L’autre défi est celui de l’inflation qui, selon André Marsan, ne manquera pas de redémarrer entre 2015 et 2017.
«Janet Yellen sera-t-elle suffisamment proactive pour freiner l’inflation à temps ? Ce ne sera pas facile, parce que l’inflation est un processus qui, une fois enclenché, est difficile à arrêter.»
Sceptiques
La lutte à l’inflation est ce qui suscite le plus grand scepticisme à l’égard de Janet Yellen, un scepticisme qui se manifeste le plus chez ses collègues des diverses banques régionales de la Réserve fédérale.

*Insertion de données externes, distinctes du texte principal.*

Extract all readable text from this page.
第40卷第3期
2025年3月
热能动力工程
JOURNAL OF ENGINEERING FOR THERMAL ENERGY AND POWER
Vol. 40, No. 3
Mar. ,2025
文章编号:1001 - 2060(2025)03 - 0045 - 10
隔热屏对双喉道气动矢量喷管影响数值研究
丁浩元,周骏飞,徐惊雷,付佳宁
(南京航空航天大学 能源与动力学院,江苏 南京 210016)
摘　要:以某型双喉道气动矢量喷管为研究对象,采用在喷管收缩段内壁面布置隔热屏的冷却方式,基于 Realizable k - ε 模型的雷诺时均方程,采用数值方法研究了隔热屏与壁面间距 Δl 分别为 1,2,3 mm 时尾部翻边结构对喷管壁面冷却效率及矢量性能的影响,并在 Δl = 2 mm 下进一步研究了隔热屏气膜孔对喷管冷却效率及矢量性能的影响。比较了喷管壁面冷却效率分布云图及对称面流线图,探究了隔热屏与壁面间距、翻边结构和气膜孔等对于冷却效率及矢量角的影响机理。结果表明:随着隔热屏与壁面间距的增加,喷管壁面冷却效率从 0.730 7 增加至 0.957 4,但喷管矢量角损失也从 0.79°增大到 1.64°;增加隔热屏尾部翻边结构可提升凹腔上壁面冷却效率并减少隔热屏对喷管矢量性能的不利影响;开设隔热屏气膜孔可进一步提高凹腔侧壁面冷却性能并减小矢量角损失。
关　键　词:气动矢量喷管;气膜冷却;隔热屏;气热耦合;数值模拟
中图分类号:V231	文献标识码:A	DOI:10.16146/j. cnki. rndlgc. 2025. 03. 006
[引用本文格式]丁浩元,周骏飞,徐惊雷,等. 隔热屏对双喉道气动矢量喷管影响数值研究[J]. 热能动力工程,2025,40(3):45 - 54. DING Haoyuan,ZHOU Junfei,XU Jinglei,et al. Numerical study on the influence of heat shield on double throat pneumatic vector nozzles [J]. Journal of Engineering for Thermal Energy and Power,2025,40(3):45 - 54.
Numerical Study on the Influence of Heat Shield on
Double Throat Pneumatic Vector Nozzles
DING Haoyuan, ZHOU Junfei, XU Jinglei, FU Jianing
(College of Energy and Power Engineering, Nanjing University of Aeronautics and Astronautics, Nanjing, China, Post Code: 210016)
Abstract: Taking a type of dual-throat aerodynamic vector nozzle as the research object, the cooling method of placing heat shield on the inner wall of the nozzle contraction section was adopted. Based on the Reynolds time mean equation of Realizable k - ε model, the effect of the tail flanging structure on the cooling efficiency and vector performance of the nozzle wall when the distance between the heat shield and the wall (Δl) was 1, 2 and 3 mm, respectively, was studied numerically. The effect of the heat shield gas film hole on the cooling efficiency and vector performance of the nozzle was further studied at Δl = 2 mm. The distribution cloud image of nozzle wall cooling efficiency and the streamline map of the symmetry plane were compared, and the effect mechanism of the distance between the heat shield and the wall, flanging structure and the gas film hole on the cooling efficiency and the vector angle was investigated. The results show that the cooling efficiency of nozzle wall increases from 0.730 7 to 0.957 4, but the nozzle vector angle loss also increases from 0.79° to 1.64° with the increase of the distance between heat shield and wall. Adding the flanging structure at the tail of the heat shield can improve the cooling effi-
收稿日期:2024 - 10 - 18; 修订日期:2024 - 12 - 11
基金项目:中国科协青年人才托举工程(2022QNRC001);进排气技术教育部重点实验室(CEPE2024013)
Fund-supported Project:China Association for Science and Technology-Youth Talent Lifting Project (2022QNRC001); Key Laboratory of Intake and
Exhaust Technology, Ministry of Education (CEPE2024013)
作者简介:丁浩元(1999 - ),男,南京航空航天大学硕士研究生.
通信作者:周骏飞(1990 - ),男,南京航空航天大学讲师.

Une des critiques les plus marquantes vient d’Alfred Broaddus, ex-président de la Réserve fédérale de Richmond, telle qu’elle est rapportée dans le Wall Street Journal (13 mai 2013) : «Je crains, disait-il, que l’approche qu’elle et bon nombre favorisent ait pour résultat de miner la crédibilité anti-inflation de la Fed.»
Autrement dit, quand viendra le moment pour la Fed de changer son fusil d’épaule et de lutter contre l’inflation, plutôt que contre le chômage, les acteurs économiques et les marchés ne croiront plus en sa détermination et en sa capacité de le faire.
Le temps le dira. Une chose est certaine : Janet Yellen est appelée à mener la Fed à bon port dans des eaux troubles dans lesquelles elle ne s’est jamais aventurée. C’est un défi immense et, pour l’instant, elle bénéficie d’un avantage majeur : les marchés financiers lui font confiance.
C’est pourquoi tous les spécialistes à qui nous avons parlé voient d’un bon oeil le parcours des marchés boursiers pour au moins un an encore. Ensuite, on verra.